Now it has emerged other payments he received are being investigated as part of a long-running investigation into allegations of corruption and other offences at Cleveland Police and the police authority. The payments all received formal approval from the police authority but it is understood the investigation is looking at whether there was any impropriety in the process.
Loyalty payments to Mr McCarthy for remaining as police authority chief executive began in 2008-09 when he received his first £25,000 bonus.
They continued until he was made redundant in June 2010 and further bonus loyalty payments, which would have been paid had he remained in post, were subsequently included as part of the total £362,000 pay-off package.
On leaving Cleveland Police Authority, Mr McCarthy became managing director of Reliance Police Support Services which had agreed a multi-million pound contract to provide custody services to Cleveland Police. He is understood to have left Reliance at the end of last year.
According to reports, when Mr McCarthy became the authority's chief executive in 2003, his basic salary was £79,275. In his first year of employment, the only extra payments he received were £907 essential car user allowance and £139 in expenses. By the time he left in 2010, his basic pay had increased to £113,000 but in the two years before his departure Mr McCarthy received total payments of just under £190,000 (2008-09) and just over £188,000 (2009-10).
As well as the annual loyalty payment, the chief executive had negotiated performance-related pay bonuses and an annual £8,000 car allowance.
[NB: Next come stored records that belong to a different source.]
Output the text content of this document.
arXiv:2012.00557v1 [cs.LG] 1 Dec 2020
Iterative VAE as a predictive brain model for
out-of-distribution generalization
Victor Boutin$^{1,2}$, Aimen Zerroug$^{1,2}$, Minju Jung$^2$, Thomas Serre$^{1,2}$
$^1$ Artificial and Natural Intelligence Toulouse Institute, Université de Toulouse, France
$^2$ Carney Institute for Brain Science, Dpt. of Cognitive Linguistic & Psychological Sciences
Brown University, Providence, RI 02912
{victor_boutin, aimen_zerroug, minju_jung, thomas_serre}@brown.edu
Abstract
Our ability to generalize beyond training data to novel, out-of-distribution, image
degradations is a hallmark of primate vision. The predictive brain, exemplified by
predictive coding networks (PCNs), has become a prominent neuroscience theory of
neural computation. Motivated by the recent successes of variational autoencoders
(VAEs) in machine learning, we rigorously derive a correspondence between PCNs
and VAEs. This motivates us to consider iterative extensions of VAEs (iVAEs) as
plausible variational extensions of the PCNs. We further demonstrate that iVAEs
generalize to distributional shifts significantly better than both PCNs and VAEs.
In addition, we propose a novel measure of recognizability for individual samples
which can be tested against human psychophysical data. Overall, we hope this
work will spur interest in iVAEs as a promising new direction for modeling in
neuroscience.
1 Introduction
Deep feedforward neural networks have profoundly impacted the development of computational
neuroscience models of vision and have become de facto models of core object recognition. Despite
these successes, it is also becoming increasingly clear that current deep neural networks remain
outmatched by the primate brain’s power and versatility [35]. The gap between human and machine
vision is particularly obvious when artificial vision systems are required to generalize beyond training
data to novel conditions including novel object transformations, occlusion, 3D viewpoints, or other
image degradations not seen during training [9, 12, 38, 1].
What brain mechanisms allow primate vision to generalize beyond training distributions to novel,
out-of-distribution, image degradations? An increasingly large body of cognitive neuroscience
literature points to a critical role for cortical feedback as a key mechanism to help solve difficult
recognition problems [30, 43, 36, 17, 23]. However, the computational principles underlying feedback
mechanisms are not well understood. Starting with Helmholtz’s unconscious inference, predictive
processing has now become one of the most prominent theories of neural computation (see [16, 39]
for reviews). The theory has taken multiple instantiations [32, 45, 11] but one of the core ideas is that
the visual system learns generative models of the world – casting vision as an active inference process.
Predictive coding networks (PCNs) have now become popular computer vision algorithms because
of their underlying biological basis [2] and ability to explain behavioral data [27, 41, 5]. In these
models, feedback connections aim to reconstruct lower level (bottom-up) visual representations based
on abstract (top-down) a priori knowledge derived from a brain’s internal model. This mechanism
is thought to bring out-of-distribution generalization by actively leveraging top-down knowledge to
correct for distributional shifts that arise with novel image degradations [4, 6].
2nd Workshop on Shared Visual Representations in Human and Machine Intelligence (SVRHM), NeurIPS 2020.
In contrast, his replacement and the current chief executive, Stuart Pudney, receives a basic salary of £90,000 and no bonuses.
When the scale of the pay-off first became public knowledge last year, Cleveland Police Authority was subjected to criticism, with the Redcar MP Ian Swales saying taxpayers would be "horrified" at the amount. At the time, the police authority acknowledged the payment was "huge".
The police authority now says it cannot comment further on the pay-off and loyalty bonuses or how they were arrived at and agreed because of the ongoing police inquiry.
Mr McCarthy has not responded to attempts to contact him for comment.
Spending on Mr McCarthy's corporate credit card in the four years to his departure included more than £8,000 spent in restaurants and pubs.
Individual restaurant bills above £500 were settled on the card, which was also used to pay more than £1,500 to a company specialising in luxurious car audio systems.
More than £16,000 went on hotels, with a highest single payment of more than £750 at a hotel in Leeds. A further £9,000 went on flights.
So far seven other people have been arrested as part of the investigation.